In the end, I did get my man (obviously), but I did learn one VERY important lesson quite literally: "Pride goes before destruction, And a haughty spirit before stumbling." Proverbs 16:18

14 comments:

Kent said...

Funny Stuff girl!!! Drew quoted that verse in the ambulance after he was showing off on roller blades and broke his arm in 2 places. I am glad you got your man back.

javamamma said...

Yikes. That is a pretty intense illustration. Thanks for the lesson in Proverbs though! :)

Growin' with it said...

"before stumbling"...hahaha!
oh how i love a flashback, especially when the descriptions are so very close to my years back then. and the drama with a boy! oh yea.

i suppose my favorite part was the county fair. i have many a fond memories of summer love and strolling down the stinky horse stalls holding hands with a lovie dovie.
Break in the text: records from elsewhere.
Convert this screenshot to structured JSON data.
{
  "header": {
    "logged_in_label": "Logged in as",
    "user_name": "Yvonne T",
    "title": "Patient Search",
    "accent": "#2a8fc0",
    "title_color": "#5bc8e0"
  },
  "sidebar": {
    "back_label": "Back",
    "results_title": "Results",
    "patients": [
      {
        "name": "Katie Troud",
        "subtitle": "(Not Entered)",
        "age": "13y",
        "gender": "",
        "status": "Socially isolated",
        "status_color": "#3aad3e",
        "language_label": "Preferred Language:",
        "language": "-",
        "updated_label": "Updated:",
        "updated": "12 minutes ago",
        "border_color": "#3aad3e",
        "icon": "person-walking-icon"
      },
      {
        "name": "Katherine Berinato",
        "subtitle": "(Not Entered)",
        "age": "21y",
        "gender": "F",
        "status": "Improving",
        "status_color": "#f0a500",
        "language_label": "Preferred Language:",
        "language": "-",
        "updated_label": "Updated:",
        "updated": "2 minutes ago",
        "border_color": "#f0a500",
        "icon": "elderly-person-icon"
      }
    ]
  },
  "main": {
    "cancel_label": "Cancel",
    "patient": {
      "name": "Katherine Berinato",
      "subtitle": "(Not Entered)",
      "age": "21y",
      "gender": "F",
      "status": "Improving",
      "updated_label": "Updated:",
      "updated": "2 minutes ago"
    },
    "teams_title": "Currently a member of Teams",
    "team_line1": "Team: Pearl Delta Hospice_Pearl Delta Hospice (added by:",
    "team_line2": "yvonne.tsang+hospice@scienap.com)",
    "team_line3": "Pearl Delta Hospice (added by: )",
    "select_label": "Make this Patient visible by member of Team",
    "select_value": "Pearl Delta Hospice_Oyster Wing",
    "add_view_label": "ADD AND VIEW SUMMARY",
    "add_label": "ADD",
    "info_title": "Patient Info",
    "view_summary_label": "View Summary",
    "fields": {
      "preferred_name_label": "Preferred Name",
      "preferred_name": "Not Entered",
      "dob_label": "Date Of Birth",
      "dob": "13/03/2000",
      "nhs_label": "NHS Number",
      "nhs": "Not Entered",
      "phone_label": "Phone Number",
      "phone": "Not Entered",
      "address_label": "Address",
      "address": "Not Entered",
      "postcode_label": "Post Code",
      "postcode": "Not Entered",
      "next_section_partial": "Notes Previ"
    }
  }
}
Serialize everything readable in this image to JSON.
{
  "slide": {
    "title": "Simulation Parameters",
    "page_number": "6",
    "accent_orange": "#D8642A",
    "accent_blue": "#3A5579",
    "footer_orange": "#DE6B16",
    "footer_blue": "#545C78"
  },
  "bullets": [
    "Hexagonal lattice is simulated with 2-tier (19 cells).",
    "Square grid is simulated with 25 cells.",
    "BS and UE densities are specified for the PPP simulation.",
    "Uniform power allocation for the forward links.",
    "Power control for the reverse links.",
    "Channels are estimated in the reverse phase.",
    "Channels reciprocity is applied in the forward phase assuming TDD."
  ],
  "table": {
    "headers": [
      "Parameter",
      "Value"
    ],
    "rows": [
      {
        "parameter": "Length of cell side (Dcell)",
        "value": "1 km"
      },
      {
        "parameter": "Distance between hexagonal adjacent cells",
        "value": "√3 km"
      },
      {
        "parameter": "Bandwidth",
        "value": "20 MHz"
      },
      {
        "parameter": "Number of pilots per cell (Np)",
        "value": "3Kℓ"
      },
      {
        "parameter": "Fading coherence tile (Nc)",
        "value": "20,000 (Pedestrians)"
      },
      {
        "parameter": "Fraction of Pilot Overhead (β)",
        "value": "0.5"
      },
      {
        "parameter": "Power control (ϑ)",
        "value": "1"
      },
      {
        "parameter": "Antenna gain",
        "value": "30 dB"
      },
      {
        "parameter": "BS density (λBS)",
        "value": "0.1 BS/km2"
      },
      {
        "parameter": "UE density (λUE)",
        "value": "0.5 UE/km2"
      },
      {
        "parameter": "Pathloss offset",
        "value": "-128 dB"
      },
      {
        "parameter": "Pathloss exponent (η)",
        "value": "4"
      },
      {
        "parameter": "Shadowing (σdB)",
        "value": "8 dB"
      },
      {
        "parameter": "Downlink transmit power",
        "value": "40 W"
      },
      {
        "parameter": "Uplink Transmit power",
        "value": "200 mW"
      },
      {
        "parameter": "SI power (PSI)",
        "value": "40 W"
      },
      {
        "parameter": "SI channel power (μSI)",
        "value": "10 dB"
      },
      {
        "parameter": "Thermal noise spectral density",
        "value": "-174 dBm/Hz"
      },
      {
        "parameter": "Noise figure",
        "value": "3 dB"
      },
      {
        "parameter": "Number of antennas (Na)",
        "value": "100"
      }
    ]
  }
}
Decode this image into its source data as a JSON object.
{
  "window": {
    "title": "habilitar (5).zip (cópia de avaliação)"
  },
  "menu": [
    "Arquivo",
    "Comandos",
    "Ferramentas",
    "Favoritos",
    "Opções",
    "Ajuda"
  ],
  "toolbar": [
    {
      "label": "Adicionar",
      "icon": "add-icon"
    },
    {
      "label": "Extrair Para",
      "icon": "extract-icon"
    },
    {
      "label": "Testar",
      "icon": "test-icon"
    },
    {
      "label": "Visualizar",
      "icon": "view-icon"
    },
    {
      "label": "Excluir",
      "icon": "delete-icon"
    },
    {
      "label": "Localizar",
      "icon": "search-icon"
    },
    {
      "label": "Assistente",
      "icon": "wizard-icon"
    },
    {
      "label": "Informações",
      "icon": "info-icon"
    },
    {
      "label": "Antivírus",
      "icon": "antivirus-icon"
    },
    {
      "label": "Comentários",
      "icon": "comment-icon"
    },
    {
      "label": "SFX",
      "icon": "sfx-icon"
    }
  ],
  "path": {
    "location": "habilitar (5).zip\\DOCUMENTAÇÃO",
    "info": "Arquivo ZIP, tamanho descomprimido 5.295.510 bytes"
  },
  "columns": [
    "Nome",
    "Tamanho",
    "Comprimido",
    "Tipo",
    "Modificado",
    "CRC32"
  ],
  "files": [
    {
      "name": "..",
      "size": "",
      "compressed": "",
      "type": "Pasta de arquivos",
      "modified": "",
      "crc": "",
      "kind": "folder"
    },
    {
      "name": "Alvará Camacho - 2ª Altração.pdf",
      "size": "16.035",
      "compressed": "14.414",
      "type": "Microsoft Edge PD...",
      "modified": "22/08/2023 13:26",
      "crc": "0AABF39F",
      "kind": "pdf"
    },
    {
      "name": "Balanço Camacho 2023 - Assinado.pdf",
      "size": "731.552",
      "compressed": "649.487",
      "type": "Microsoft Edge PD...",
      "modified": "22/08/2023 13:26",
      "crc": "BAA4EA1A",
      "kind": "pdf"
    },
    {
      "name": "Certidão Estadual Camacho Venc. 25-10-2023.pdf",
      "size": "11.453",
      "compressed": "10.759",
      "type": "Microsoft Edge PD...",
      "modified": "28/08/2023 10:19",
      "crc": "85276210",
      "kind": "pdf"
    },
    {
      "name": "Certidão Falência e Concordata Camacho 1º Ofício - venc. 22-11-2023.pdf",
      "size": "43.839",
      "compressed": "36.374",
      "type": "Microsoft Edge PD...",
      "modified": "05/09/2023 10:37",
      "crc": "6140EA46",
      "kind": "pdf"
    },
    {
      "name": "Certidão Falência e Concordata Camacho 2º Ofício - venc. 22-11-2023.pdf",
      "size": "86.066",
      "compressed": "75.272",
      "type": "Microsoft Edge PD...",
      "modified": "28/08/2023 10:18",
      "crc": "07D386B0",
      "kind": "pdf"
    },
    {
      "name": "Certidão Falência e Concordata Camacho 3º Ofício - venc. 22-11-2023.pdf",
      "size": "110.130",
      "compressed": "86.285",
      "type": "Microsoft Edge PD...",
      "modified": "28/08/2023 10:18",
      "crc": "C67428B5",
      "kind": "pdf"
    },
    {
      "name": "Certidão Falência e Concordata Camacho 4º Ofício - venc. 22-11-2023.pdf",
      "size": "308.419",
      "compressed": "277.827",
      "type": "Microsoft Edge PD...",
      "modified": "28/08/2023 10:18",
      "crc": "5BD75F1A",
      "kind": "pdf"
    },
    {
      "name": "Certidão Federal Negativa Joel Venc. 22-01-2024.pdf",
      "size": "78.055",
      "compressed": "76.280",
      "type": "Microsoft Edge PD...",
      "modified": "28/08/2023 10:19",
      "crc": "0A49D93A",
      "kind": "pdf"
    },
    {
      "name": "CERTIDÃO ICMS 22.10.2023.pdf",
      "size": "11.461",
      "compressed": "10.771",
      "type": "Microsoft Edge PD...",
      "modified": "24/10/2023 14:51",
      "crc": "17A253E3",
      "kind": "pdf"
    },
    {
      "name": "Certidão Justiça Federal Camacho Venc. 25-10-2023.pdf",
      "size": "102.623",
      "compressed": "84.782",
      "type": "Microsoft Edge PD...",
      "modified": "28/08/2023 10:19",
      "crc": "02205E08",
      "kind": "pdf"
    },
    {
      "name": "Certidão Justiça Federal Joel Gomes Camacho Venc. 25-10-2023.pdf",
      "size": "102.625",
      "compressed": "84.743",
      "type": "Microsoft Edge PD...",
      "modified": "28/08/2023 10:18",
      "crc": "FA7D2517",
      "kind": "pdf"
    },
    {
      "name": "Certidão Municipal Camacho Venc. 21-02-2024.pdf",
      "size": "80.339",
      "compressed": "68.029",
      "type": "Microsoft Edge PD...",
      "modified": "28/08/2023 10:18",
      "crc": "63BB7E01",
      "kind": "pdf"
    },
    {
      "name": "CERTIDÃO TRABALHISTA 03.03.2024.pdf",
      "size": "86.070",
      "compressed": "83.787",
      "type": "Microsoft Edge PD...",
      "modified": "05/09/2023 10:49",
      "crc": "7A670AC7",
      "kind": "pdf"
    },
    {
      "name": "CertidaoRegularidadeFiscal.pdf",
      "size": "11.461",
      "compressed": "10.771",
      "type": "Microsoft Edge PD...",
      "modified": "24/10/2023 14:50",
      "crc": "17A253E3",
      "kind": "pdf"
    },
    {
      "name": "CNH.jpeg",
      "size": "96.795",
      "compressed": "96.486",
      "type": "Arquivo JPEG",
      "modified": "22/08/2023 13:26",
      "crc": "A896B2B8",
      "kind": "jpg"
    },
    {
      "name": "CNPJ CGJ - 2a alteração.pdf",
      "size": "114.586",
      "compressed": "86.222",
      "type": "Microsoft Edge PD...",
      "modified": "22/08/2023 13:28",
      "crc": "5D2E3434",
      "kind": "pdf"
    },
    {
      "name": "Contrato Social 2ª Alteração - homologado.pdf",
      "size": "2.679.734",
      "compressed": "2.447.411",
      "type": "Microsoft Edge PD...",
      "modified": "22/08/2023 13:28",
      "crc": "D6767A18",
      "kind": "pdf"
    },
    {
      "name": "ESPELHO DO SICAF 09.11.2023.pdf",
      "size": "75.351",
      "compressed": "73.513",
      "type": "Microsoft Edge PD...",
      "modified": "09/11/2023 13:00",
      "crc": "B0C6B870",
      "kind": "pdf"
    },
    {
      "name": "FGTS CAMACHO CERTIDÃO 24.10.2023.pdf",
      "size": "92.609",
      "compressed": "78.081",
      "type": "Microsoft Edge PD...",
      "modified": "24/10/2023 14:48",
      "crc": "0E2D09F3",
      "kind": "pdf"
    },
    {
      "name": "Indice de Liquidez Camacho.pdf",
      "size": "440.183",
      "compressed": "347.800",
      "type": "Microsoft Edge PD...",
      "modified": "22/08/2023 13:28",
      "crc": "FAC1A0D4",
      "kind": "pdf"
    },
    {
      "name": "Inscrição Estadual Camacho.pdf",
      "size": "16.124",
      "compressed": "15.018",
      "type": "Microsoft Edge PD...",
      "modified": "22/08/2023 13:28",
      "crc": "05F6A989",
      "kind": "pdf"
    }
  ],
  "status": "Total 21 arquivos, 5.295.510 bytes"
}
sounds like a tough lesson, but even your moment of humility did get blessed by the wonderful future you now have!

Andrea said...

Hilarious!!! I love this story and with a lesson and all!!!

Caroline said...

OH my STARS...absolutely the funniest thing I have ever read! I was just picturing your big hair self jumping up those bleachers! Falling into the crouch of the cutest boy in school...nice touch. ;-)

Did you get a lot of sympathy from your man?

Anonymous said...

So funny --- the things we did for love.

Anonymous said...

Gayle,
You have me rolling on the floor here. This is just too funny.

I was in such a state of euphoria (or was it a high from the Aqua Net?
This is my favorite part. I remember the days of Aqua Net and big hair.

I'm glad to hear you got your man.
Ruth

Distybug said...

Thanks for the flash back! At your next high school reunion, you need to ask the guy if he remembers you falling into his crot*h!

carrie said...

the way you typed in "Ya'll" there all by itself was hysterical enough. But in the crotch! Oh the humiliation! I bet you still cringe when you think about that!

Halfmoon Girl said...

THAT is hilarious! That could be in a movie. Did Mark see the dive? My hubby would have laughed for a week if he had seen me do that! I bet that mean cheerleader is wrinkled and hefty now. Thanks for sharing your story!

EEEEMommy said...

I enjoyed every single detail! :) What a hoot! Y'all. God definitely has a sense of humor. I could totally picture myself in the same type of situation back in 1992. I'd love to know what brought that to mind.

EEEEMommy said...

So I re-read it and there in the first line you tell us plain as day how you remembered it. Anyway.

Just Me'n Mine said...

Oh girl, I have heard that story in person and it still makes me cackle!! It may be funnier in print. I too want to know what Mark did. You said your brother carried you out of the gym."?" Did Mark go to the hospital to check on you? Do tell!

Anonymous said...

Gayle,

This is HILARIOUS! I love all the 80s references. I really needed a good laugh today.